Microarray-based research is helping to uncover the underlying genetic basis responsible for mediating patient response and prognosis; however, there is a long way to go. Predictive classifiers may not provide a definitive answer in terms of a patient’s response or prognosis, but will ultimately provide valuable additional information. Predictive technology will enable patients and oncologists to assess the likelihood that certain therapies will be beneficial and determine when and how to modify treatment options. More informed decision-making will ultimately enable increased rates of response and survival.

Unfortunately, a number of concerns have been raised regarding microarray studies attempting to classify GI cancer patients in terms of response or prognosis.
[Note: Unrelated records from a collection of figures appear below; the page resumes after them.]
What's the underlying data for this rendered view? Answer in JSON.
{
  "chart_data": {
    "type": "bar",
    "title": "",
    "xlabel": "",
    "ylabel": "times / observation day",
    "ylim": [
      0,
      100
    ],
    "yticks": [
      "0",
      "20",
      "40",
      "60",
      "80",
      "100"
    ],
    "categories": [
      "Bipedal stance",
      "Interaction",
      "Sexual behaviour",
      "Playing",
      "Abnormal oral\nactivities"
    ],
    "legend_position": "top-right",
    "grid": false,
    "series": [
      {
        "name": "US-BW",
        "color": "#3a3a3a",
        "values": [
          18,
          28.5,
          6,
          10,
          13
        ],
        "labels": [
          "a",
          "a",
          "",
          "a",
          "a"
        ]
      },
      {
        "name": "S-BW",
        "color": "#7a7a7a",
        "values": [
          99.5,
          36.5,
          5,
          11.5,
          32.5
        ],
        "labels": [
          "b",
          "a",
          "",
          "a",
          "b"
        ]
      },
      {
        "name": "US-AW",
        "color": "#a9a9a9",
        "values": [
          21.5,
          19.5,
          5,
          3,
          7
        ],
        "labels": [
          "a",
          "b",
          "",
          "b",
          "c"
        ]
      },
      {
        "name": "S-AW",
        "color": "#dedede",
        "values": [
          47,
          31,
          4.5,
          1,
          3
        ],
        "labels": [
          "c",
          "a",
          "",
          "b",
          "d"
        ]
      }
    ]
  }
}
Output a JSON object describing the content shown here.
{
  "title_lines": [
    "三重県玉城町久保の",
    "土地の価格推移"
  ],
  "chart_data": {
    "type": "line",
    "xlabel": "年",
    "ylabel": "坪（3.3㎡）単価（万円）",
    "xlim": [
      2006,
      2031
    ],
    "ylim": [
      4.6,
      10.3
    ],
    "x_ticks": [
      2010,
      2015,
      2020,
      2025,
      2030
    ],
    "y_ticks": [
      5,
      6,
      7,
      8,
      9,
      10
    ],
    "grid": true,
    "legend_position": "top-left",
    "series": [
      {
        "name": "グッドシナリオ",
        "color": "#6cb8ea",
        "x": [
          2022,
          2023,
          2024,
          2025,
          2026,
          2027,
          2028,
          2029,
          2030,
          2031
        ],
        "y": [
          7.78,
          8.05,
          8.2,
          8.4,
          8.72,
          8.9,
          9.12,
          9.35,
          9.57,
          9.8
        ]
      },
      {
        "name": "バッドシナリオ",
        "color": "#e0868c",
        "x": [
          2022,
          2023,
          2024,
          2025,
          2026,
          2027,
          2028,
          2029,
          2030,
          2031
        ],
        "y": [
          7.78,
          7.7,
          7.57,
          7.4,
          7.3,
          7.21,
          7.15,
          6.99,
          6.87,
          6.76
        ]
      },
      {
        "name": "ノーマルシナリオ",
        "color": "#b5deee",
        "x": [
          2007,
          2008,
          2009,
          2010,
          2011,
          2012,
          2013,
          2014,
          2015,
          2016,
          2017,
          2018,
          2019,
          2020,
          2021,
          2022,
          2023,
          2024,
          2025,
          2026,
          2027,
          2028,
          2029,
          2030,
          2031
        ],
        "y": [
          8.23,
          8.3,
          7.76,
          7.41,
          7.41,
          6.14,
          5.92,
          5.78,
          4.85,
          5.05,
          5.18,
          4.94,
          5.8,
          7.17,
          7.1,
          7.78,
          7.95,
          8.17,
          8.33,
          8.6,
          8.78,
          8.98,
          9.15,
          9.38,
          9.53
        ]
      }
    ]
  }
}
The most obvious is the lack of independent validation between studies, and this must be addressed to enable this research to move forward. The main focus of future research in this area should be increasing participant numbers. This will require inter-institutional collaborations in which predictive classifiers generated by 1 study can be tested on an independent set of samples by another group. In the end, many combinations of gene lists may be predictive, and for translation to a clinically reliable test it may simply be a matter of picking 1 set or the most significant pathway and standardizing the test.

Currently, the use of predictive arrays in GI cancer is lagging behind relative to breast cancer. This is likely due to a number of factors, but perhaps first and foremost is the significantly greater volume of research into predictive medicine in breast cancer. Compared with breast cancer, upper GI cancers are much less common and ongoing controversies regarding optimal multimodality therapy for locally advanced cancers further reduce the opportunities for large studies. Colonic cancers are more prevalent, but resection remains the main initial treatment and thus predicting response to therapy is less relevant. Furthermore, while distinct molecular subtypes in breast cancer are well defined, the identification of molecular subtypes within GI cancers is less developed. Better characterization of genetic subtypes of GI cancers may reduce the biological variation in expression arrays and allow the generation of more robust predictive signatures for individual tumor subtypes.

Conclusion

Predictive genomics in GI cancer treatment is getting closer to reaching the stage of clinical trials, but it is not quite there yet. The next few years will prove to be critical in terms of conducting high-quality studies capable of confident and accurate prediction. Future studies must strengthen and build upon the previous reports in order to reach the point of changing clinical practice. The final hurdle remaining is the convincing validation of predictive classifiers with prospective studies utilizing sufficient patient numbers. Only then will it be possible to use predictive genomics routinely to tailor patient treatment.